- Theatrical release poster
- Directed by: Max Adams
- Written by: Max Adams; Paul V. Seetachitt;
- Produced by: Randall Emmett; George Furla; Norton Herrick; Scott Mann; James Edward Barker; Ted Fox;
- Starring: Mark-Paul Gosselaar; Bruce Willis;
- Cinematography: Brandon Cox
- Edited by: Robert Dalva
- Music by: James Edward Barker; Tim Despic;
- Production companies: Grindstone Entertainment Group; Emmett Furla Oasis Films; Herrick Entertainment; Mann Made Films;
- Distributed by: Lionsgate Premiere
- Release date: April 22, 2016;
- Running time: 90 minutes
- Country: Canada
- Language: English
- Box office: $567,064

= Precious Cargo (film) =

2016 film by Max D. Adams

Precious Cargo is a 2016 Canadian action film directed by Max Adams and written by Adams and Paul V. Seetachitt. The film stars Mark-Paul Gosselaar, Bruce Willis, Claire Forlani, John Brotherton, Lydia Hull, and Daniel Bernhardt. The film was released on April 22, 2016, by Lionsgate Premiere. The film was panned by critics.

==Plot==
To get back in the good graces of her murderous boss (Bruce Willis), a seductive thief (Claire Forlani) recruits an ex-lover (Mark-Paul Gosselaar) to steal rare and valuable gems.

==Production==
The movie was filmed in Gulfport, MS at the Island View Casino and the Port of Gulfport in 2015.

==Release==
The film was released on April 22, 2016, by Lionsgate Premiere and filming in New York City, New York.

===Box office===
As of July 24, 2020, Precious Cargo grossed $567,064 in the United Arab Emirates, Portugal, Turkey, United Kingdom, and Thailand.

==Reception==
 On Metacritic, the film has a weighted average score of 27 out of 100, based on reviews from 4 critics.

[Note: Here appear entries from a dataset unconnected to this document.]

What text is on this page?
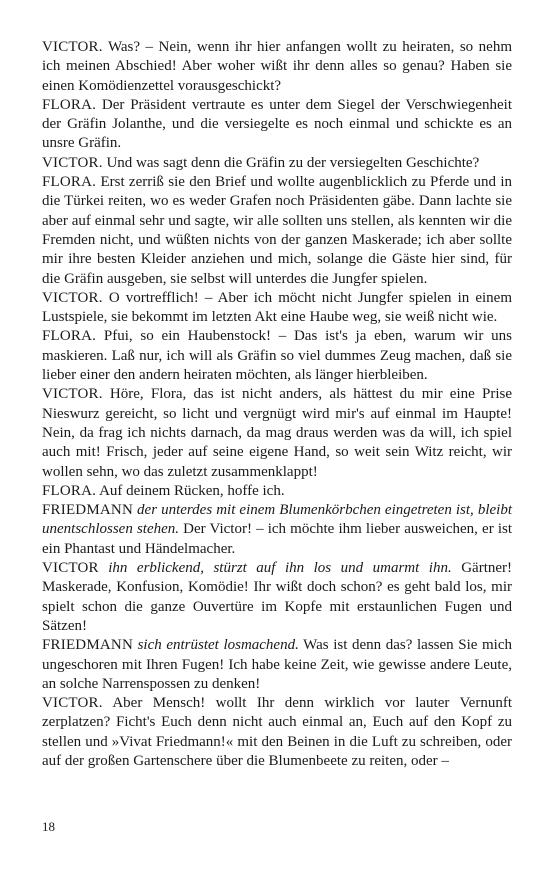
VICTOR. Was? – Nein, wenn ihr hier anfangen wollt zu heiraten, so nehm ich meinen Abschied! Aber woher wißt ihr denn alles so genau? Haben sie einen Komödienzettel vorausgeschickt?

FLORA. Der Präsident vertraute es unter dem Siegel der Verschwiegenheit der Gräfin Jolanthe, und die versiegelte es noch einmal und schickte es an unsre Gräfin.

VICTOR. Und was sagt denn die Gräfin zu der versiegelten Geschichte?

FLORA. Erst zerriß sie den Brief und wollte augenblicklich zu Pferde und in die Türkei reiten, wo es weder Grafen noch Präsidenten gäbe. Dann lachte sie aber auf einmal sehr und sagte, wir alle sollten uns stellen, als kennten wir die Fremden nicht, und wüßten nichts von der ganzen Maskerade; ich aber sollte mir ihre besten Kleider anziehen und mich, solange die Gäste hier sind, für die Gräfin ausgeben, sie selbst will unterdes die Jungfer spielen.

VICTOR. O vortrefflich! – Aber ich möcht nicht Jungfer spielen in einem Lustspiele, sie bekommt im letzten Akt eine Haube weg, sie weiß nicht wie.

FLORA. Pfui, so ein Haubenstock! – Das ist's ja eben, warum wir uns maskieren. Laß nur, ich will als Gräfin so viel dummes Zeug machen, daß sie lieber einer den andern heiraten möchten, als länger hierbleiben.

VICTOR. Höre, Flora, das ist nicht anders, als hättest du mir eine Prise Nieswurz gereicht, so licht und vergnügt wird mir's auf einmal im Haupte! Nein, da frag ich nichts darnach, da mag draus werden was da will, ich spiel auch mit! Frisch, jeder auf seine eigene Hand, so weit sein Witz reicht, wir wollen sehn, wo das zuletzt zusammenklappt!

FLORA. Auf deinem Rücken, hoffe ich.

FRIEDMANN der unterdes mit einem Blumenkörbchen eingetreten ist, bleibt unentschlossen stehen. Der Victor! – ich möchte ihm lieber ausweichen, er ist ein Phantast und Händelmacher.

VICTOR ihn erblickend, stürzt auf ihn los und umarmt ihn. Gärtner! Maskerade, Konfusion, Komödie! Ihr wißt doch schon? es geht bald los, mir spielt schon die ganze Ouvertüre im Kopfe mit erstaunlichen Fugen und Sätzen!

FRIEDMANN sich entrüstet losmachend. Was ist denn das? lassen Sie mich ungeschoren mit Ihren Fugen! Ich habe keine Zeit, wie gewisse andere Leute, an solche Narrenspossen zu denken!

VICTOR. Aber Mensch! wollt Ihr denn wirklich vor lauter Vernunft zerplatzen? Ficht's Euch denn nicht auch einmal an, Euch auf den Kopf zu stellen und »Vivat Friedmann!« mit den Beinen in die Luft zu schreiben, oder auf der großen Gartenschere über die Blumenbeete zu reiten, oder –

18
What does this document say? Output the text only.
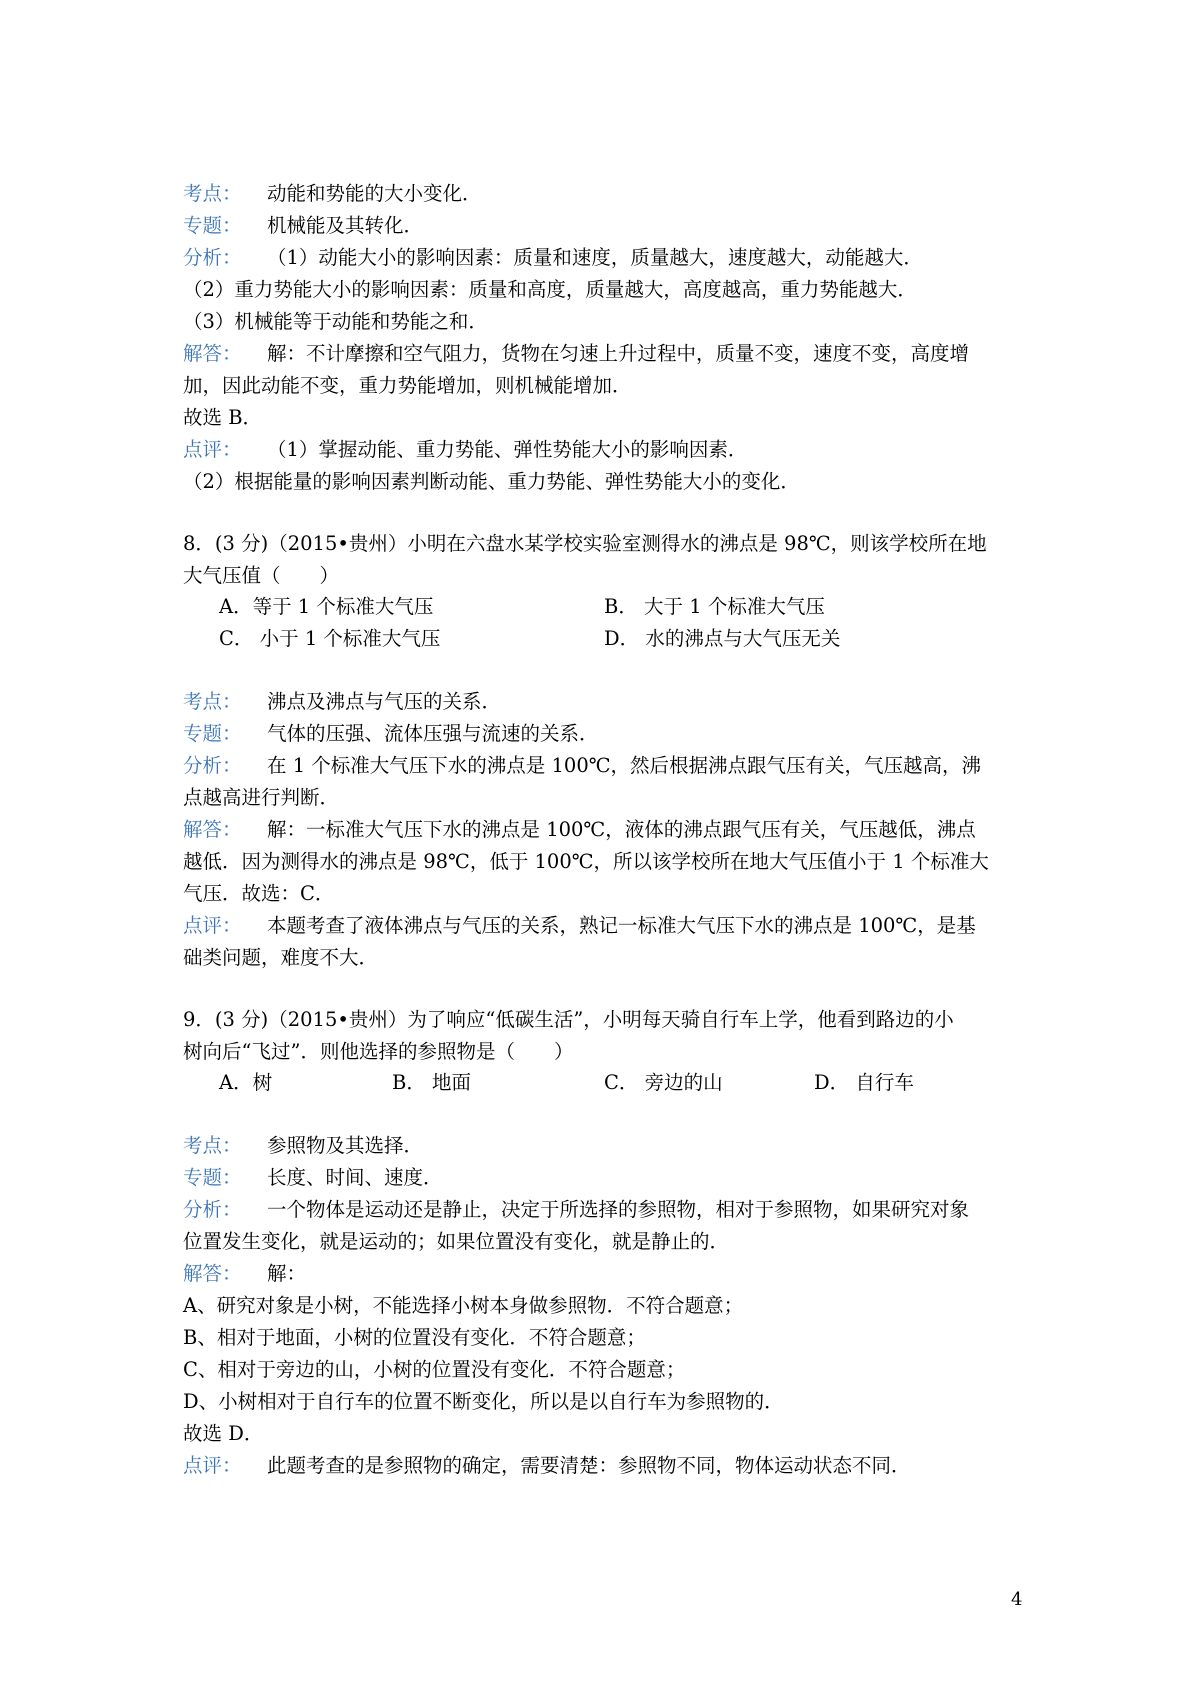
考点： 动能和势能的大小变化．
专题： 机械能及其转化．
分析： （1）动能大小的影响因素：质量和速度，质量越大，速度越大，动能越大．
（2）重力势能大小的影响因素：质量和高度，质量越大，高度越高，重力势能越大．
（3）机械能等于动能和势能之和．
解答： 解：不计摩擦和空气阻力，货物在匀速上升过程中，质量不变，速度不变，高度增
加，因此动能不变，重力势能增加，则机械能增加．
故选 B．
点评： （1）掌握动能、重力势能、弹性势能大小的影响因素．
（2）根据能量的影响因素判断动能、重力势能、弹性势能大小的变化．
8．(3 分)（2015•贵州）小明在六盘水某学校实验室测得水的沸点是 98℃，则该学校所在地
大气压值（　　）
A．等于 1 个标准大气压	B． 大于 1 个标准大气压
C． 小于 1 个标准大气压	D． 水的沸点与大气压无关
考点： 沸点及沸点与气压的关系．
专题： 气体的压强、流体压强与流速的关系．
分析： 在 1 个标准大气压下水的沸点是 100℃，然后根据沸点跟气压有关，气压越高，沸
点越高进行判断．
解答： 解：一标准大气压下水的沸点是 100℃，液体的沸点跟气压有关，气压越低，沸点
越低．因为测得水的沸点是 98℃，低于 100℃，所以该学校所在地大气压值小于 1 个标准大
气压．故选：C．
点评： 本题考查了液体沸点与气压的关系，熟记一标准大气压下水的沸点是 100℃，是基
础类问题，难度不大．
9．(3 分)（2015•贵州）为了响应“低碳生活”，小明每天骑自行车上学，他看到路边的小
树向后“飞过”．则他选择的参照物是（　　）
A．树	B． 地面	C． 旁边的山	D． 自行车
考点： 参照物及其选择．
专题： 长度、时间、速度．
分析： 一个物体是运动还是静止，决定于所选择的参照物，相对于参照物，如果研究对象
位置发生变化，就是运动的；如果位置没有变化，就是静止的．
解答： 解：
A、研究对象是小树，不能选择小树本身做参照物．不符合题意；
B、相对于地面，小树的位置没有变化．不符合题意；
C、相对于旁边的山，小树的位置没有变化．不符合题意；
D、小树相对于自行车的位置不断变化，所以是以自行车为参照物的．
故选 D．
点评： 此题考查的是参照物的确定，需要清楚：参照物不同，物体运动状态不同．
4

Ian Freer of Empire magazine wrote: "In the ’90s it would have been a serviceable DTV alternative when the Van Damme/Jeff Wincott flick was out at Blockbuster. These days it is a lacklustre anachronism. Bruce Willis should really know better."
Peter Bradshaw of The Guardian gave it 1 out of 5 and wrote: "A straight-to-video nightmare is all that's on offer here."